While the islands lie between Samoa and Fiji, the language and culture of Wallis are more closely related to Tonga while Futuna’s roots are more closely tied to Samoa. For some reason there is a bit of rivalry between the two cultures. There is a third main island, Alofi which is mostly uninhabited. While a source of fresh water is currently a problem it seems the Futunians took issue with the Alofians sometime in the nineteenth century and basically wiped them out. You might want to look up the method of disposal–would be great for your next trivia challenge.
This from polynesia.com:
Scientific evidence indicates Wallis, which is traditionally called Uvea, and Futuna — which are located between Samoa and Fiji — were historically settled over 2,000 years ago. About 500 years ago, marauding Tongans captured the islands and intermarried with the Polynesian people there.
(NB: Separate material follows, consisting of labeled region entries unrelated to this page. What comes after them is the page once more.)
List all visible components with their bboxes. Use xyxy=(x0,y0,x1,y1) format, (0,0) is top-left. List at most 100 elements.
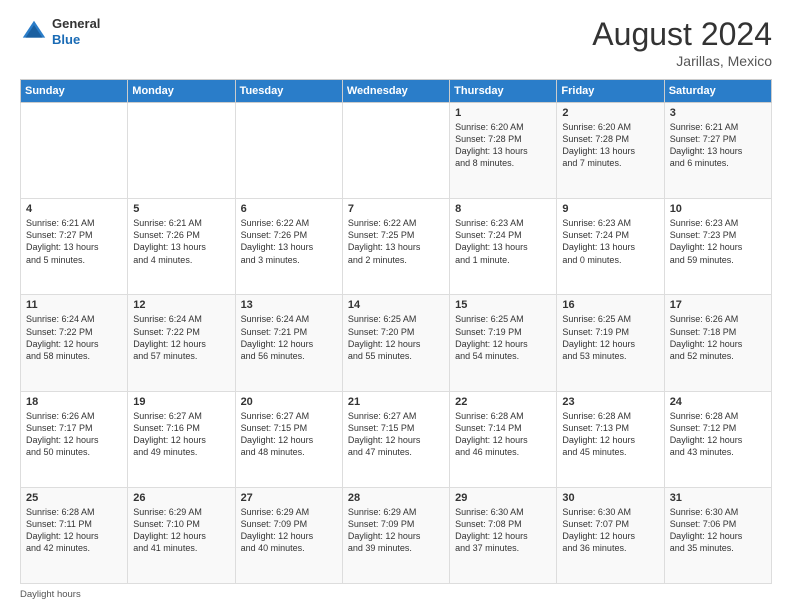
day-cell: 17 Sunrise: 6:26 AM Sunset: 7:18 PM Dayli… xyxy=(664,295,771,391)
day-number: 10 xyxy=(670,203,766,215)
day-info: Sunrise: 6:28 AM Sunset: 7:12 PM Dayligh… xyxy=(670,410,766,459)
weekday-header-friday: Friday xyxy=(557,80,664,103)
day-info: Sunrise: 6:24 AM Sunset: 7:22 PM Dayligh… xyxy=(133,313,229,362)
logo-general: General xyxy=(52,16,100,32)
day-info: Sunrise: 6:29 AM Sunset: 7:09 PM Dayligh… xyxy=(241,506,337,555)
weekday-header-wednesday: Wednesday xyxy=(342,80,449,103)
logo-icon xyxy=(20,18,48,46)
day-number: 15 xyxy=(455,299,551,311)
day-number: 4 xyxy=(26,203,122,215)
day-number: 2 xyxy=(562,107,658,119)
day-number: 24 xyxy=(670,396,766,408)
day-cell: 23Sunrise: 6:28 AM Sunset: 7:13 PM Dayli… xyxy=(557,391,664,487)
day-cell: 14 Sunrise: 6:25 AM Sunset: 7:20 PM Dayli… xyxy=(342,295,449,391)
day-cell xyxy=(21,103,128,199)
calendar: SundayMondayTuesdayWednesdayThursdayFrid… xyxy=(20,79,772,584)
day-number: 20 xyxy=(241,396,337,408)
day-cell: 19 Sunrise: 6:27 AM Sunset: 7:16 PM Dayli… xyxy=(128,391,235,487)
day-info: Sunrise: 6:21 AM Sunset: 7:26 PM Dayligh… xyxy=(133,217,229,266)
day-cell: 20 Sunrise: 6:27 AM Sunset: 7:15 PM Dayli… xyxy=(235,391,342,487)
weekday-header-thursday: Thursday xyxy=(450,80,557,103)
day-info: Sunrise: 6:26 AM Sunset: 7:18 PM Dayligh… xyxy=(670,313,766,362)
weekday-header-sunday: Sunday xyxy=(21,80,128,103)
calendar-body: 1 Sunrise: 6:20 AM Sunset: 7:28 PM Daylig… xyxy=(21,103,772,584)
day-cell: 13 Sunrise: 6:24 AM Sunset: 7:21 PM Dayli… xyxy=(235,295,342,391)
day-cell xyxy=(128,103,235,199)
week-row-4: 18Sunrise: 6:26 AM Sunset: 7:17 PM Dayli… xyxy=(21,391,772,487)
day-number: 14 xyxy=(348,299,444,311)
logo: General Blue xyxy=(20,16,100,47)
day-info: Sunrise: 6:30 AM Sunset: 7:08 PM Dayligh… xyxy=(455,506,551,555)
day-info: Sunrise: 6:21 AM Sunset: 7:27 PM Dayligh… xyxy=(670,121,766,170)
day-cell: 2 Sunrise: 6:20 AM Sunset: 7:28 PM Daylig… xyxy=(557,103,664,199)
header: General Blue August 2024 Jarillas, Mexic… xyxy=(20,16,772,69)
day-number: 31 xyxy=(670,492,766,504)
day-number: 29 xyxy=(455,492,551,504)
day-info: Sunrise: 6:30 AM Sunset: 7:07 PM Dayligh… xyxy=(562,506,658,555)
day-number: 19 xyxy=(133,396,229,408)
day-info: Sunrise: 6:22 AM Sunset: 7:26 PM Dayligh… xyxy=(241,217,337,266)
day-info: Sunrise: 6:20 AM Sunset: 7:28 PM Dayligh… xyxy=(562,121,658,170)
day-number: 12 xyxy=(133,299,229,311)
day-info: Sunrise: 6:22 AM Sunset: 7:25 PM Dayligh… xyxy=(348,217,444,266)
day-cell: 27 Sunrise: 6:29 AM Sunset: 7:09 PM Dayli… xyxy=(235,487,342,583)
day-info: Sunrise: 6:28 AM Sunset: 7:14 PM Dayligh… xyxy=(455,410,551,459)
day-info: Sunrise: 6:25 AM Sunset: 7:19 PM Dayligh… xyxy=(562,313,658,362)
day-cell: 11 Sunrise: 6:24 AM Sunset: 7:22 PM Dayli… xyxy=(21,295,128,391)
month-year: August 2024 xyxy=(592,16,772,53)
week-row-2: 4 Sunrise: 6:21 AM Sunset: 7:27 PM Daylig… xyxy=(21,199,772,295)
logo-blue: Blue xyxy=(52,32,100,48)
day-cell: 15 Sunrise: 6:25 AM Sunset: 7:19 PM Dayli… xyxy=(450,295,557,391)
calendar-table: SundayMondayTuesdayWednesdayThursdayFrid… xyxy=(20,79,772,584)
day-number: 27 xyxy=(241,492,337,504)
day-cell: 1 Sunrise: 6:20 AM Sunset: 7:28 PM Daylig… xyxy=(450,103,557,199)
day-cell: 5 Sunrise: 6:21 AM Sunset: 7:26 PM Daylig… xyxy=(128,199,235,295)
day-number: 28 xyxy=(348,492,444,504)
day-number: 3 xyxy=(670,107,766,119)
day-info: Sunrise: 6:24 AM Sunset: 7:21 PM Dayligh… xyxy=(241,313,337,362)
day-number: 9 xyxy=(562,203,658,215)
day-info: Sunrise: 6:27 AM Sunset: 7:16 PM Dayligh… xyxy=(133,410,229,459)
day-info: Sunrise: 6:25 AM Sunset: 7:19 PM Dayligh… xyxy=(455,313,551,362)
day-number: 6 xyxy=(241,203,337,215)
day-info: Sunrise: 6:29 AM Sunset: 7:09 PM Dayligh… xyxy=(348,506,444,555)
week-row-5: 25Sunrise: 6:28 AM Sunset: 7:11 PM Dayli… xyxy=(21,487,772,583)
day-info: Sunrise: 6:21 AM Sunset: 7:27 PM Dayligh… xyxy=(26,217,122,266)
day-number: 26 xyxy=(133,492,229,504)
day-number: 13 xyxy=(241,299,337,311)
day-cell xyxy=(342,103,449,199)
day-number: 21 xyxy=(348,396,444,408)
day-number: 30 xyxy=(562,492,658,504)
day-cell: 24 Sunrise: 6:28 AM Sunset: 7:12 PM Dayli… xyxy=(664,391,771,487)
day-cell: 26Sunrise: 6:29 AM Sunset: 7:10 PM Dayli… xyxy=(128,487,235,583)
day-info: Sunrise: 6:26 AM Sunset: 7:17 PM Dayligh… xyxy=(26,410,122,459)
day-info: Sunrise: 6:25 AM Sunset: 7:20 PM Dayligh… xyxy=(348,313,444,362)
calendar-header: SundayMondayTuesdayWednesdayThursdayFrid… xyxy=(21,80,772,103)
day-cell: 18Sunrise: 6:26 AM Sunset: 7:17 PM Dayli… xyxy=(21,391,128,487)
day-cell: 8Sunrise: 6:23 AM Sunset: 7:24 PM Daylig… xyxy=(450,199,557,295)
day-number: 23 xyxy=(562,396,658,408)
day-number: 1 xyxy=(455,107,551,119)
day-cell: 28 Sunrise: 6:29 AM Sunset: 7:09 PM Dayli… xyxy=(342,487,449,583)
day-cell: 25Sunrise: 6:28 AM Sunset: 7:11 PM Dayli… xyxy=(21,487,128,583)
week-row-1: 1 Sunrise: 6:20 AM Sunset: 7:28 PM Daylig… xyxy=(21,103,772,199)
day-number: 17 xyxy=(670,299,766,311)
day-cell: 30 Sunrise: 6:30 AM Sunset: 7:07 PM Dayli… xyxy=(557,487,664,583)
day-info: Sunrise: 6:23 AM Sunset: 7:24 PM Dayligh… xyxy=(562,217,658,266)
day-number: 11 xyxy=(26,299,122,311)
day-info: Sunrise: 6:27 AM Sunset: 7:15 PM Dayligh… xyxy=(241,410,337,459)
day-info: Sunrise: 6:27 AM Sunset: 7:15 PM Dayligh… xyxy=(348,410,444,459)
day-info: Sunrise: 6:28 AM Sunset: 7:11 PM Dayligh… xyxy=(26,506,122,555)
day-info: Sunrise: 6:24 AM Sunset: 7:22 PM Dayligh… xyxy=(26,313,122,362)
day-number: 5 xyxy=(133,203,229,215)
day-info: Sunrise: 6:30 AM Sunset: 7:06 PM Dayligh… xyxy=(670,506,766,555)
page: General Blue August 2024 Jarillas, Mexic… xyxy=(0,0,792,612)
day-cell: 16Sunrise: 6:25 AM Sunset: 7:19 PM Dayli… xyxy=(557,295,664,391)
day-number: 7 xyxy=(348,203,444,215)
weekday-header-monday: Monday xyxy=(128,80,235,103)
day-info: Sunrise: 6:20 AM Sunset: 7:28 PM Dayligh… xyxy=(455,121,551,170)
day-cell: 4 Sunrise: 6:21 AM Sunset: 7:27 PM Daylig… xyxy=(21,199,128,295)
day-cell: 22Sunrise: 6:28 AM Sunset: 7:14 PM Dayli… xyxy=(450,391,557,487)
day-cell: 10Sunrise: 6:23 AM Sunset: 7:23 PM Dayli… xyxy=(664,199,771,295)
location: Jarillas, Mexico xyxy=(592,53,772,69)
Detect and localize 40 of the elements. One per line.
British navigator Samuel Wallis discovered Uvea in 1767, but the islands have been under French administration since 1842. Today, about 9,500 Polynesians live on Wallis and about 5,000 on Futuna. A relatively large number of Wallisians also live in New Caledonia and Vanuatu, which was previously a French territory.
And there you have it — a brief glimpse of Wallis and Futuna, ancient cultures of Polynesia — a new discovery for me, modern Polynesian.